Llegamos a Yacaré, Corrientes, a la tarde. Un lindo poblado, bordeando los esteros. Nos recibió un gentío que iba y venía por un parquecito de diversiones. La calesita giraba lenta como una ruleta empastillada. Cinco o seis cerdos en un chiquero y un corral vacío. Dejamos el Dodge 1500 bajo un árbol artrítico y recorrimos el lugar. Nos llamó la atención un chico esparciendo moscas para alimentar a las gallinas. Estas se arremolinaban pegando saltitos, vuelos cortos, para atraparlas con el pico. El chico se divertía, las gallinas no tanto y las moscas decididamente no. Las moscas tenían ciertos rasgos humanos. Parecían pequeñas y oscuras caritas con alas. Más allá del detalle todo era tan normal que aburría. El chico se sumó, sin decir palabra, a nuestro grupo y seguimos la marcha. Nos había costado más de la cuenta llegar a destino y estábamos agotados. Esa misma noche teníamos que tocar en el casamiento de la hermana ciega del brujo sacerdote del templo Nana Borokúm. El brujo dejó de sonreír cuando nos dijo que estábamos en guerra. El chico nuevo parecía saber más de lo que aparentaba.     

lunes, 7 de marzo de 2016

48

TAXI

El asunto era moverse. Una depresión añeja me había conducido hasta esta depresión actual, como si un taxi me hubiera dejado en otro taxi. Uno reluciente y gastado, con un chofer gordo, con cara de boxeador, que solamente da malas noticias y una radio apestosa donde River pierde 2 a 1 para siempre.

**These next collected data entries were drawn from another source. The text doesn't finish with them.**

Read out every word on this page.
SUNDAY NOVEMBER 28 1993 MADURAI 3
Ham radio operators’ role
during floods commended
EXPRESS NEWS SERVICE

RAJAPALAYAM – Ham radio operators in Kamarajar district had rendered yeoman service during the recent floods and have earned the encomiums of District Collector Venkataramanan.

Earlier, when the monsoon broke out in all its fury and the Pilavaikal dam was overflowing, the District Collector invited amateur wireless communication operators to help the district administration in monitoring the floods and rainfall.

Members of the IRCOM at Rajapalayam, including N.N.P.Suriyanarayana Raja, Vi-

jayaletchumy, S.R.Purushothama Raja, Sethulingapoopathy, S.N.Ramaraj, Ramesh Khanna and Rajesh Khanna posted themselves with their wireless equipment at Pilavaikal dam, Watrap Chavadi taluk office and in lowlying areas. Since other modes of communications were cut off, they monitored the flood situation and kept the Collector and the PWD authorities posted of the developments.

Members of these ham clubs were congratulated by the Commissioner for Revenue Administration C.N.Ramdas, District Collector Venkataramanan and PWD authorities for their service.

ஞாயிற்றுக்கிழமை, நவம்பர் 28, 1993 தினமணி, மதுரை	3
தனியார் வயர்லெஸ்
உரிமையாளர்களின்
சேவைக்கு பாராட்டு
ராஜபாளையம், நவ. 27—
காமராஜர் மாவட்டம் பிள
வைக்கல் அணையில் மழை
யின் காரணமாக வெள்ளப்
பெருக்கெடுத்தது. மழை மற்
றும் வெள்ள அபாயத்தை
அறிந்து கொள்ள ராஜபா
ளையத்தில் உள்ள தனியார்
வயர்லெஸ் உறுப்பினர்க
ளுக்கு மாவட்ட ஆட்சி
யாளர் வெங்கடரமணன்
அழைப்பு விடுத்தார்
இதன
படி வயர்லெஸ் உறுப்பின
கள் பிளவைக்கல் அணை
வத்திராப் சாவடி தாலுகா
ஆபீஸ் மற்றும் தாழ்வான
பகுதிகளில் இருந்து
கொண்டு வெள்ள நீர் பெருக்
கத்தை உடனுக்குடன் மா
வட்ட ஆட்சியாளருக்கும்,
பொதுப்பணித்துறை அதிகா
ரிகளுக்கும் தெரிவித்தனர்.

Así iba yo, dejando esquinas atrás como si de estados de ánimo se trataran. González Satán fluía, un torbellino de casas bajas desparramadas aquí y allá, rutas para irse  que se alargaban en el tiempo y la trampa mortal de buscar algo para hacer en algún lugar. El mediodía era una encrucijada. Había dejado mi pieza en el hotel París, el mejor de los peores hoteles de este mundo, y me quedaba medio día por delante. Extrañaba a las Momias y su hard-rock lastimero. Extrañaba a La Giganta. Nos habíamos ido cayendo desde un bolsillo roto y estábamos perdidos. Las nubes eran fotos que alguien iba editando, el cielo es un espectáculo gratuito. Cuando me di cuenta una araña me llevaba de la mano. Fumamos un cigarrillo cruzando el descampado. La negrita culona me contaba de una tela que tuvo que abandonar años atrás en el paredón de los ferrocarriles, de una araña amada y odiada con la que sueña las noches de tormenta. Me dijo que el destino era todo lo hecho en el pasado. El resultado depende del partido, me dijo con la voz del brujo del templo de Nana Borokúm. Un dodge 1500 me cruzó el cerebro. Me sentí en un viaje quieto. Un zumbido sin la mosca.   

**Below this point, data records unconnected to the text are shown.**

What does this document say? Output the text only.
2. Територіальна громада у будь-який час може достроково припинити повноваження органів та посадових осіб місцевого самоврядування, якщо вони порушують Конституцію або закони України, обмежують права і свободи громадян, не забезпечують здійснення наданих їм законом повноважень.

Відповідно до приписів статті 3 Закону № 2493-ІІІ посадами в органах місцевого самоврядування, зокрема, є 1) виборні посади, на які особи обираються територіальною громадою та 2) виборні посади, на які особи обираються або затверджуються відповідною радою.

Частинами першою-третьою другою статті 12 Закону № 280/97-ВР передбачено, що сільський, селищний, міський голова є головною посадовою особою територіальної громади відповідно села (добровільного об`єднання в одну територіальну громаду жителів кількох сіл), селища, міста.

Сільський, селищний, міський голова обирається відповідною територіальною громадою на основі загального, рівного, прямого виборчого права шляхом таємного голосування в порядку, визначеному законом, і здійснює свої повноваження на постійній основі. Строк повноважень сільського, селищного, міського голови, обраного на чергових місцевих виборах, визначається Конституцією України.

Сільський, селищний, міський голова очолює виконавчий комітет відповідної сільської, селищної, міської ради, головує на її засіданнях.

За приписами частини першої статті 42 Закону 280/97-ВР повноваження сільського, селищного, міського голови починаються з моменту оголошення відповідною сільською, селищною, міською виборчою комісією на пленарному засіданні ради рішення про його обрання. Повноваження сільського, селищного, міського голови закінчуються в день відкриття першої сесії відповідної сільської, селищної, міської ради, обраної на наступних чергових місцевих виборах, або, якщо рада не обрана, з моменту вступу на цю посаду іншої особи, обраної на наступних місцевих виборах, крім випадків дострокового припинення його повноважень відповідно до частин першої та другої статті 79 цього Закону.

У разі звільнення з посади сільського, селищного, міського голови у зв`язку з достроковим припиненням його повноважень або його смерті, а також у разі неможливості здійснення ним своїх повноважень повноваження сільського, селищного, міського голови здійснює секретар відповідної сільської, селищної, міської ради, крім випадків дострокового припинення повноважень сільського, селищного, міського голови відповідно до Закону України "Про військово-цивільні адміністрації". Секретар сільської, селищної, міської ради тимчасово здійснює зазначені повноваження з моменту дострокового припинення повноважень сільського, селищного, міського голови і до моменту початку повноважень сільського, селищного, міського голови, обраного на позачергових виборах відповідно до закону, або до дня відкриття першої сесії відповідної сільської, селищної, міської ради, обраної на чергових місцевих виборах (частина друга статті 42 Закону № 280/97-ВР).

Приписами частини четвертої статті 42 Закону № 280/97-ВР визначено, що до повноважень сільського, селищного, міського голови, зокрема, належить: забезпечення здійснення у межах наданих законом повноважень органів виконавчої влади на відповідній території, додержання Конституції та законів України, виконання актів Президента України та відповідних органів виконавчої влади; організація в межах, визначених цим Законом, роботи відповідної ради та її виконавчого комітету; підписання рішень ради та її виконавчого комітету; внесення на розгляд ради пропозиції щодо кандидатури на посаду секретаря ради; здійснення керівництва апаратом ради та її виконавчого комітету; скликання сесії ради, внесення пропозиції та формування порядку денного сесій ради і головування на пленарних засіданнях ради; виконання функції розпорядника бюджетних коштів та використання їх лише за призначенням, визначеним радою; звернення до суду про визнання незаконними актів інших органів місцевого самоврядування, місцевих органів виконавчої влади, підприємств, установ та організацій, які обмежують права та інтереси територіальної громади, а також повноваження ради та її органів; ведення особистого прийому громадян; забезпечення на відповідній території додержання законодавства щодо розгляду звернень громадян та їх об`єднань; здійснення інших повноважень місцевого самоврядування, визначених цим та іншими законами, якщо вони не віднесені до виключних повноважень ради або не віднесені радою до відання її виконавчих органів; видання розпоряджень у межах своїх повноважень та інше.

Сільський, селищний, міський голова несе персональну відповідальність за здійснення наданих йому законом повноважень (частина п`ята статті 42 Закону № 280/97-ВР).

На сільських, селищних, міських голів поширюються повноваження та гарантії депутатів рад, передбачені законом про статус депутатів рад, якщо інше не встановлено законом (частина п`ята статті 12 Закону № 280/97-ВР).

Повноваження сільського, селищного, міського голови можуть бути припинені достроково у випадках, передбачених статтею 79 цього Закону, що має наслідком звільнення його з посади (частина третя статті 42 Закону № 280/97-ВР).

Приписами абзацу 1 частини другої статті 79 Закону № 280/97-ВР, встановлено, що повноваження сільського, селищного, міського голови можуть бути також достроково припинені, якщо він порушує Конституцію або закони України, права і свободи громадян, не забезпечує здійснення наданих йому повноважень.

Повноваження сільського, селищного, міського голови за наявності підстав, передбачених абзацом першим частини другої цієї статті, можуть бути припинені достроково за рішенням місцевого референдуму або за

jueves, 3 de marzo de 2016

47

ATARDECERES Y TORNADOS


Regresamos a la fogata, La Petisa y yo. Soñábamos ser los ladrones de caballos más famosos de González Patán. Ir de hacienda en hacienda, saqueando las caballerizas porque sí. Para ver en libertad lo que segundos antes estaba en cautiverio. Le decía esto y La Petisa se excitaba. Sexo garantizado. A mí los caballos nunca me importaron. Ni la libertad. La libertad solamente sirve para ponerla a prueba, le decía a La Petisa y ya la tenía colgando de la bragueta. Divina. Me la chupaba mirándome con el único ojo que le quedaba. Un guiño de ojo permanente. Esa lengua era lo más cercano al lenguaje que pudiera describir a las pecosas. El Saxofonista nos convidó batatas asadas mientras El Negro hacía nuditos en su túnica, de mierda, como si estuviera prometiendo algo en otro lugar. Éramos el terror de las granjas de los alrededores. Desolamos la granja Hammer. Asaltamos la granja del mexicano Gómez. Soltábamos a los caballos, incendiábamos graneros, El Negro violaba a mujeres que amenazaban con denunciarlo si no regresaba pronto. También hacíamos nuestra música de atardeceres y tornados, de búfalos y lobos, de corrales y riñas de gallos. De chicas que se tragaban al viento. De llanuras que se tragaban a los hombres. De tabaco masticado y escupido como una mancha tatuando indeleble la corteza del planeta. La tierra de repente empezó a vibrar y escuchamos el traqueteo del tren que se aproximaba. Estábamos pegados a las vías. Pasó una formación extraña lamida por las llamas. Alcancé a ver dos cosas: un hombre muy parecido a mí. Y después, en el siguiente vagón, a un perro. Un perro blanco de los grandes que, con unos ojos enrojecidos pegados a la ventanilla, también me miraba.